Consider whether you need a trillion-parameter model to achieve your business aim. Large-language models can be inefficient for specific business tasks. Small, specialised models often perform better at a fraction of cost and energy. Boards should require ‘model selection guidelines’ to justify the use of energy-intensive models only where necessary.

Perhaps we have already become seduced by these large-language models that search everything, using huge quantities of data, drain water resources for cooling, put pressure on the energy grid and have unknown social impact.

Before the recent hype, smaller models were standard across advanced sectors such as aerospace, cyber and defence. There is nothing wrong with using foundation models for broad reasoning and innovation, but specificity should guide deployment.

AI, accountability and the net zero mandate

The choices boards make now about AI will impact across their long-term competitiveness and net zero pathways.
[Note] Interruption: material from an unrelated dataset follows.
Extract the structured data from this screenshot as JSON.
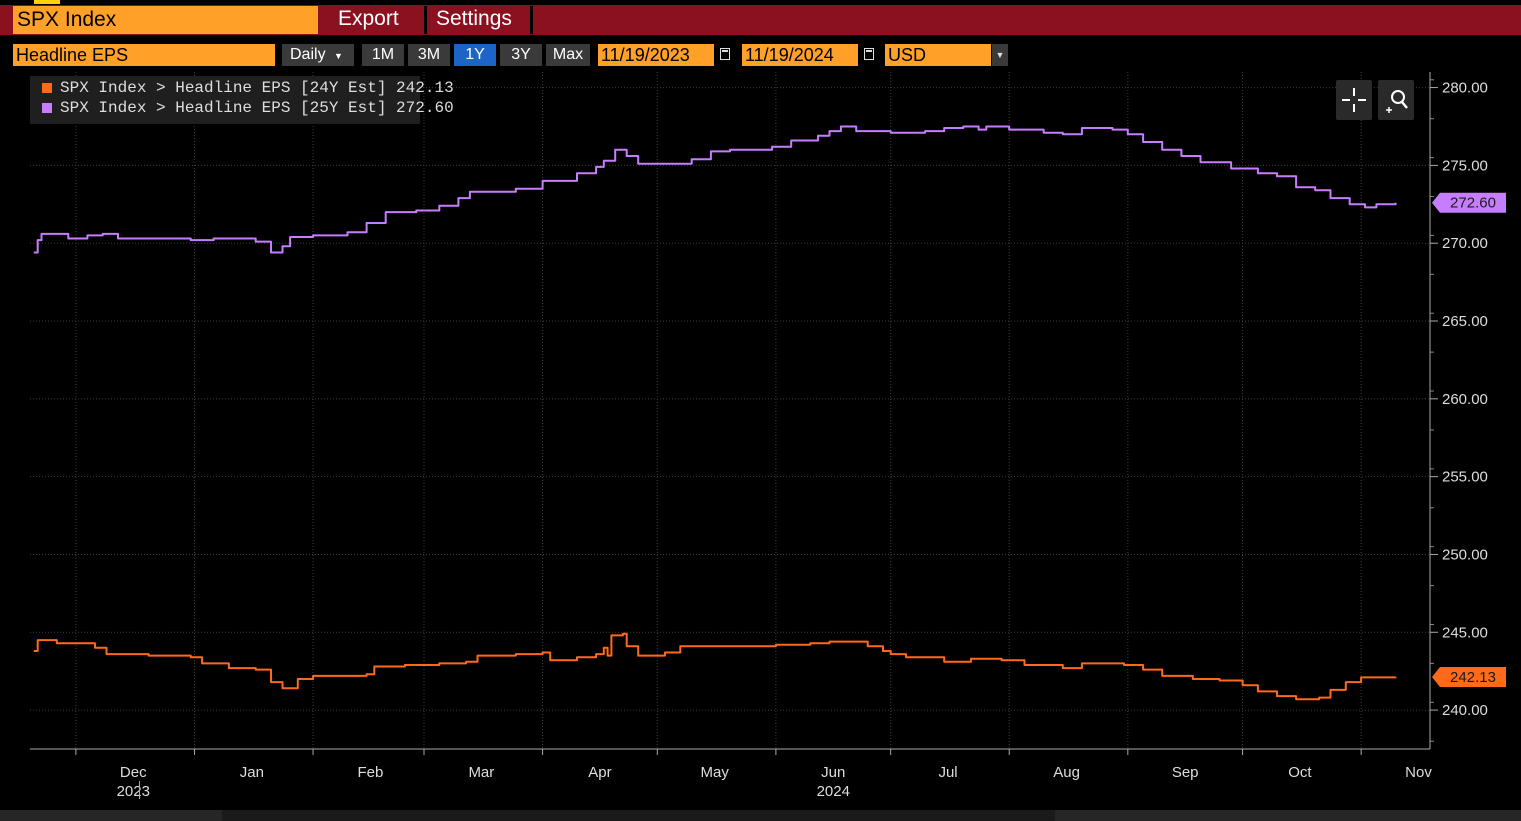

AI is not just a technological leap, it is a governance and energy challenge that demands thoughtful oversight.

Ben Evans notes that major technology waves, from the early internet to mobile to generative AI, arrived with hype but ultimately, when the dust settled, reshaped the world.

Boards should plan for AI that becomes foundational, scrutinised and inseparable from carbon accountability. Those who align AI adoption with sustainability, transparency and disciplined governance will shape, not chase, the future.